Ya se persona en la sala, el exservidor de la ley, sorprendido ante la presencia casi imposible de una vaca en su casa, y con el arma reglamentaria en la mano, blandiendo la pistola, dispuesto a lo que sea necesario. Y pretende ordenar, no en vano antes lo hizo, en otros tiempos, pero la presencia del Exterminador lo retiene y solo es capaz de requerir a su esposa y a su sonriente tía que se alejen, ante el peligro que puede devenir de la mordedura de estos peligrosos animales. La plañidera, es aceptada en la escena por el exservidor de la ley, ya que como va ataviada, a él le parece un buen compañero en la guerra que se avecina.
La rata se esconde, salta, y acaba por colarse bajo un aparador de madera, con agujeritos realizados por las carcomas, ya en su entrada a la madera, o ya en su salida de esta. Allí se ubica el roedor y el Exterminador, requiere de la plañidera la escoba, que se antoja corta para poder dar fin al cuento, y le pide algo más dilatado, y ésta, sin demora, como perfecto guerrero, se persona en la sala con una caña de bambú, que sirvió de alargadera para el blanqueo de paredes blasonadas, y allí esta la caña, que a modo de adarga quijotesca se dirige al animal, no sin antes golpear, dadas sus dimensiones y las del habitáculo, dos pequeños platos de cerámica portuguesa con motivos florales. Tambien fue golpeado un pequeño jarrón, herencia de la familia, de color verde, con sapos y culebras adosados y pintados. El golpe del jarrón en el suelo, la risa cercana de la tía del exservidor de la ley, los gritos que ahora daba la plañidera, y una detonación que se abrió un orificio en el techo de la sala, no pusieron nervioso al Exterminador, que con bastante agilidad ya presionaba a la rata con la caña, y con alguna de sus herramientas. Pudo dar fin a su vida en ese instante, pero no lo hizo, emplazó al exservidor de la ley, y le dijo que ejerciese él de verdugo, y así sucedió, no fue una guillotina, ni un garrote vil, no, no fue así, la rata se vio aplastada por unas zapatillas de esas de estar en casa, de esas a cuadros, esas que inexplicablemente el exservidor de la ley llevaba puestas en uno de los días más calurosos del año.

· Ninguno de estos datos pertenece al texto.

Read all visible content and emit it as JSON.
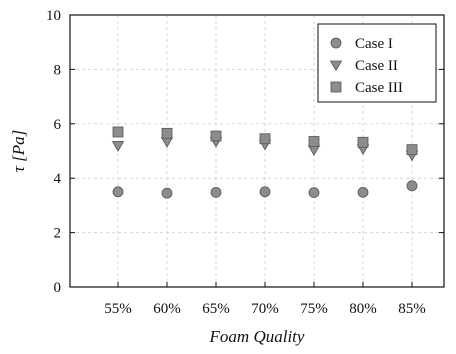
{
  "chart_data": {
    "type": "scatter",
    "title": "",
    "xlabel": "Foam Quality",
    "ylabel": "τ [Pa]",
    "categories": [
      "55%",
      "60%",
      "65%",
      "70%",
      "75%",
      "80%",
      "85%"
    ],
    "ylim": [
      0,
      10
    ],
    "yticks": [
      0,
      2,
      4,
      6,
      8,
      10
    ],
    "grid": true,
    "legend_position": "top-right",
    "series": [
      {
        "name": "Case I",
        "marker": "circle",
        "color": "#8c8c8c",
        "values": [
          3.5,
          3.45,
          3.48,
          3.5,
          3.47,
          3.48,
          3.72
        ]
      },
      {
        "name": "Case II",
        "marker": "triangle-down",
        "color": "#8c8c8c",
        "values": [
          5.2,
          5.35,
          5.35,
          5.25,
          5.05,
          5.08,
          4.85
        ]
      },
      {
        "name": "Case III",
        "marker": "square",
        "color": "#8c8c8c",
        "values": [
          5.7,
          5.65,
          5.55,
          5.45,
          5.35,
          5.32,
          5.05
        ]
      }
    ]
  }
}
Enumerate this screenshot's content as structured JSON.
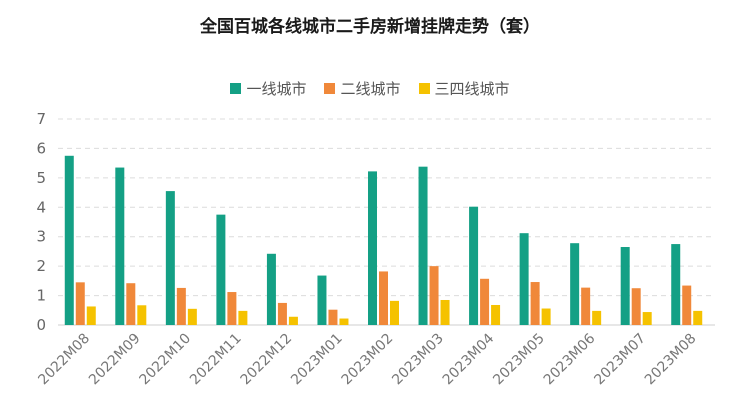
{
  "chart_data": {
    "type": "bar",
    "title": "全国百城各线城市二手房新增挂牌走势（套）",
    "categories": [
      "2022M08",
      "2022M09",
      "2022M10",
      "2022M11",
      "2022M12",
      "2023M01",
      "2023M02",
      "2023M03",
      "2023M04",
      "2023M05",
      "2023M06",
      "2023M07",
      "2023M08"
    ],
    "series": [
      {
        "name": "一线城市",
        "color": "#14a085",
        "values": [
          5.75,
          5.35,
          4.55,
          3.75,
          2.42,
          1.68,
          5.22,
          5.38,
          4.02,
          3.12,
          2.78,
          2.65,
          2.75
        ]
      },
      {
        "name": "二线城市",
        "color": "#f0883a",
        "values": [
          1.45,
          1.42,
          1.26,
          1.12,
          0.75,
          0.52,
          1.82,
          2.0,
          1.57,
          1.46,
          1.27,
          1.25,
          1.34
        ]
      },
      {
        "name": "三四线城市",
        "color": "#f5c200",
        "values": [
          0.63,
          0.67,
          0.55,
          0.48,
          0.28,
          0.22,
          0.82,
          0.85,
          0.68,
          0.56,
          0.48,
          0.44,
          0.48
        ]
      }
    ],
    "ylim": [
      0,
      7
    ],
    "yticks": [
      0,
      1,
      2,
      3,
      4,
      5,
      6,
      7
    ],
    "grid": true,
    "legend_position": "top"
  }
}
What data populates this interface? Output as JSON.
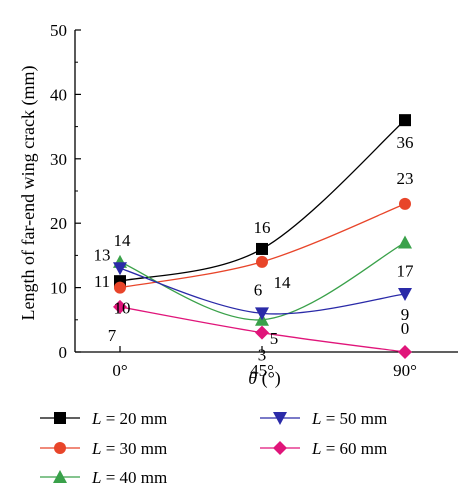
{
  "chart_data": {
    "type": "line",
    "xlabel_symbol": "θ",
    "xlabel_unit": " (°)",
    "ylabel": "Length of far-end wing crack (mm)",
    "categories": [
      "0°",
      "45°",
      "90°"
    ],
    "ylim": [
      0,
      50
    ],
    "yticks": [
      0,
      10,
      20,
      30,
      40,
      50
    ],
    "grid": false,
    "legend_position": "bottom",
    "series": [
      {
        "name": "L = 20 mm",
        "name_var": "L",
        "name_rest": " = 20 mm",
        "values": [
          11,
          16,
          36
        ],
        "labels": [
          "11",
          "16",
          "36"
        ],
        "color": "#000000",
        "marker": "square"
      },
      {
        "name": "L = 30 mm",
        "name_var": "L",
        "name_rest": " = 30 mm",
        "values": [
          10,
          14,
          23
        ],
        "labels": [
          "10",
          "14",
          "23"
        ],
        "color": "#e8452a",
        "marker": "circle"
      },
      {
        "name": "L = 40 mm",
        "name_var": "L",
        "name_rest": " = 40 mm",
        "values": [
          14,
          5,
          17
        ],
        "labels": [
          "14",
          "5",
          "17"
        ],
        "color": "#3aa14a",
        "marker": "triangle-up"
      },
      {
        "name": "L = 50 mm",
        "name_var": "L",
        "name_rest": " = 50 mm",
        "values": [
          13,
          6,
          9
        ],
        "labels": [
          "13",
          "6",
          "9"
        ],
        "color": "#2a2aa8",
        "marker": "triangle-down"
      },
      {
        "name": "L = 60 mm",
        "name_var": "L",
        "name_rest": " = 60 mm",
        "values": [
          7,
          3,
          0
        ],
        "labels": [
          "7",
          "3",
          "0"
        ],
        "color": "#e0157a",
        "marker": "diamond"
      }
    ]
  }
}
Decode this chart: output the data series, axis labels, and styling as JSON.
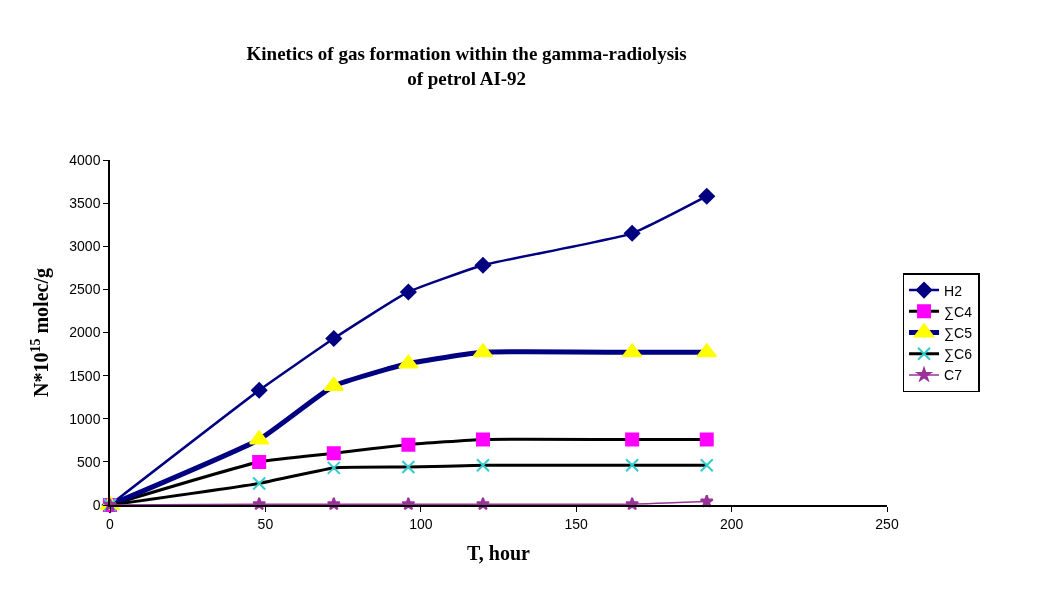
{
  "chart_data": {
    "type": "line",
    "title": "Kinetics of gas formation within the gamma-radiolysis\nof petrol AI-92",
    "xlabel": "T, hour",
    "ylabel": "N*10$^{15}$ molec/g",
    "x": [
      0,
      48,
      72,
      96,
      120,
      168,
      192
    ],
    "series": [
      {
        "name": "H2",
        "color": "#000080",
        "marker": "diamond",
        "values": [
          0,
          1330,
          1930,
          2470,
          2780,
          3150,
          3580
        ]
      },
      {
        "name": "∑C4",
        "color": "#000000",
        "colors": [
          "#ff00ff",
          "#ff00ff",
          "#ff00ff",
          "#ff00ff",
          "#ff00ff",
          "#ff00ff",
          "#ff00ff"
        ],
        "marker": "square",
        "values": [
          0,
          500,
          600,
          700,
          760,
          760,
          760
        ]
      },
      {
        "name": "∑C5",
        "color": "#000080",
        "colors": [
          "#ffff00",
          "#ffff00",
          "#ffff00",
          "#ffff00",
          "#ffff00",
          "#ffff00",
          "#ffff00"
        ],
        "marker": "triangle",
        "values": [
          0,
          760,
          1380,
          1640,
          1770,
          1770,
          1770
        ]
      },
      {
        "name": "∑C6",
        "color": "#000000",
        "colors": [
          "#33cccc",
          "#33cccc",
          "#33cccc",
          "#33cccc",
          "#33cccc",
          "#33cccc",
          "#33cccc"
        ],
        "marker": "cross",
        "values": [
          0,
          250,
          430,
          440,
          460,
          460,
          460
        ]
      },
      {
        "name": "C7",
        "color": "#993399",
        "marker": "star",
        "values": [
          0,
          10,
          10,
          10,
          10,
          10,
          40
        ]
      }
    ],
    "xlim": [
      0,
      250
    ],
    "xticks": [
      0,
      50,
      100,
      150,
      200,
      250
    ],
    "ylim": [
      0,
      4000
    ],
    "yticks": [
      0,
      500,
      1000,
      1500,
      2000,
      2500,
      3000,
      3500,
      4000
    ],
    "legend": "right",
    "line_style": "solid"
  }
}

Muchas fueron luego las versiones de esta historia, casi todas orales, y grande fue la repercusión que tuvo, incluso en la radio de la comarca, se entrevistó a la plañidera, ya que el Exterminador declinó la invitación, pues a él le no le atraía la idea de dar el salto a la fama.
Solo algo más, una información que llegó a este narrador en los días de los hechos. Parece ser que la rata fue enterrada junto al ciprés, aquel de los pájaros, aquel donde ella apareció en la vida de estos personajes por primera vez y donde hoy, transcurrido el tiempo, descansa su alma de rata.